Chop,Chop, Whirr, Whirr

Photo by Conscious Design on Unsplash

It is morning in our home in Barranco, a district of Lima, Peru.

Not long after breakfast, the house begins to resonate with the sounds of rhythmic chopping (CHOP, CHOP, CHOP…). It is the knife of the cook cutting the vegetables we are going to eat for lunch.  Our cook, Jessie, is cutting carrots, green beans, spinach, squash and other vegetables into chunks.

Some of these chunks are cooked and then placed in the food processor, which generates a rather irritating WHIRR, WHIRR…, sound, to reduce them into a liquid that will eventually turn out to be our soup for the day. Other chunks (I’m sorry, but I don’t know the technical terms for the various ways that vegetables are sliced) will go into the salad or may be part of the main dish. 

Jessie works off and on throughout the morning to produce the lunch which, in our house, will be  served at exactly 1:00 PM. Vegetables are a big part of the lunch, comprising the soup mentioned earlier, a salad and other vegetables served with a small portion of meat or fish. On some days, for example, when we have beans or lentils, no meat is served.  
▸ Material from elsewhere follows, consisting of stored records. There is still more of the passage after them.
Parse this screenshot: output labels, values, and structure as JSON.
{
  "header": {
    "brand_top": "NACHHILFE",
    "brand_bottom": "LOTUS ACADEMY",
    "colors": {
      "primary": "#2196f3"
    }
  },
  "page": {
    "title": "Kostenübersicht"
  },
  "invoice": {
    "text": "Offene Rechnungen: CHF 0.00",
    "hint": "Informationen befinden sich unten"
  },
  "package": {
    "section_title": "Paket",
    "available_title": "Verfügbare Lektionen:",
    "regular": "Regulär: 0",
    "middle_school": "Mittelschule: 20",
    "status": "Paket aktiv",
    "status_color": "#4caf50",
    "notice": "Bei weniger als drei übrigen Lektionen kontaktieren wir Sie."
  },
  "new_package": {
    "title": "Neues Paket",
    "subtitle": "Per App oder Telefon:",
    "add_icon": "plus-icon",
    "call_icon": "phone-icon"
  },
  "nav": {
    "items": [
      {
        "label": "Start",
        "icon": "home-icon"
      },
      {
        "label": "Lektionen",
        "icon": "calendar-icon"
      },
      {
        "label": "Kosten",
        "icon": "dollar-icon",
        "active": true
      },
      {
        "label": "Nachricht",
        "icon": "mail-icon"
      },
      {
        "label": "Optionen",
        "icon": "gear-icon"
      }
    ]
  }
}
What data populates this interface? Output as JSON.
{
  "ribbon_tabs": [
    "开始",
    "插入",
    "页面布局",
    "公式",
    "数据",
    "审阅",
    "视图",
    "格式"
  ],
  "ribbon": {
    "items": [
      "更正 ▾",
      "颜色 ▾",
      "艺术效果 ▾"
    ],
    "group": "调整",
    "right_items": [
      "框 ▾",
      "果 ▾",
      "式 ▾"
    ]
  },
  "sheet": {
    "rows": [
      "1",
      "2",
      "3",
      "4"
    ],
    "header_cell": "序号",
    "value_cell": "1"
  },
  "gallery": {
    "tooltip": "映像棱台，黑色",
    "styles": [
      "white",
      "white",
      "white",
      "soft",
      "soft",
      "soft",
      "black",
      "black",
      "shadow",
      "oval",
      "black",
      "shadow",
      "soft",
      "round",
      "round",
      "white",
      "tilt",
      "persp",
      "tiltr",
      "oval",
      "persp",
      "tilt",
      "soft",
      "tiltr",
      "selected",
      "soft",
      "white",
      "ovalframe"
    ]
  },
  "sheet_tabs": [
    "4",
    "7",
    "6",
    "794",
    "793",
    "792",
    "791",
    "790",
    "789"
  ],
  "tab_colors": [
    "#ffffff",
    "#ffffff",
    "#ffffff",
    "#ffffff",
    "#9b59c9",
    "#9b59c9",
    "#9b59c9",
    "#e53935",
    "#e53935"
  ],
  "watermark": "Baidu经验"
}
Once a week we go to the market to buy a huge bag of vegetables. They are cheap, of wonderful quality and abundant.  We don’t use frozen or canned in our house. That means a lot more work for someone, but it is worth it. 

In our house, lunch is the main meal of the day. The evening meal, we called it supper in my boyhood home in California, is just some bread or left-over salad with tea. 

As you might imagine, all this meant a big change for me.

 In California, I was used to having my big meal in the evening and scrounging a sandwich or hamburger at lunch. Mostly, as a typical Californian, I was on the run. and couldn’t be bothered to have a decent meal at mid-day.  

Also, still referring to my previous life, for the evening meal, it was usual for me to live out of the freezer… frozen vegetables, frozen dinners, frozen pizzas….. frozen everything. Some items also came out of cans, but less so. It was a convenient life-style and much less work was involved with the preparation of food than I observe now in Peru.

 Let’s face it. I have described the American way of eating these days and, unfortunately, it is spreading to other parts of the world, including Peru. That saddens me because I am realizing the benefits of the slower life-style. 

Well, I’m not going to preach to you about how this change of life-style regarding food has improved my life. But I will tell you that my most recent blood test had my doctor give me a standing round of applause. 

So now when I sit down for lunch and spoon in some delicious deep green spinach soup and a main course of vainitas ( sliced green beans with small chunks of pork), with rice and a green salad, I think back to that CHOP, CHOP, CHOP…. WHIRR, WHIRR and smile in appreciation.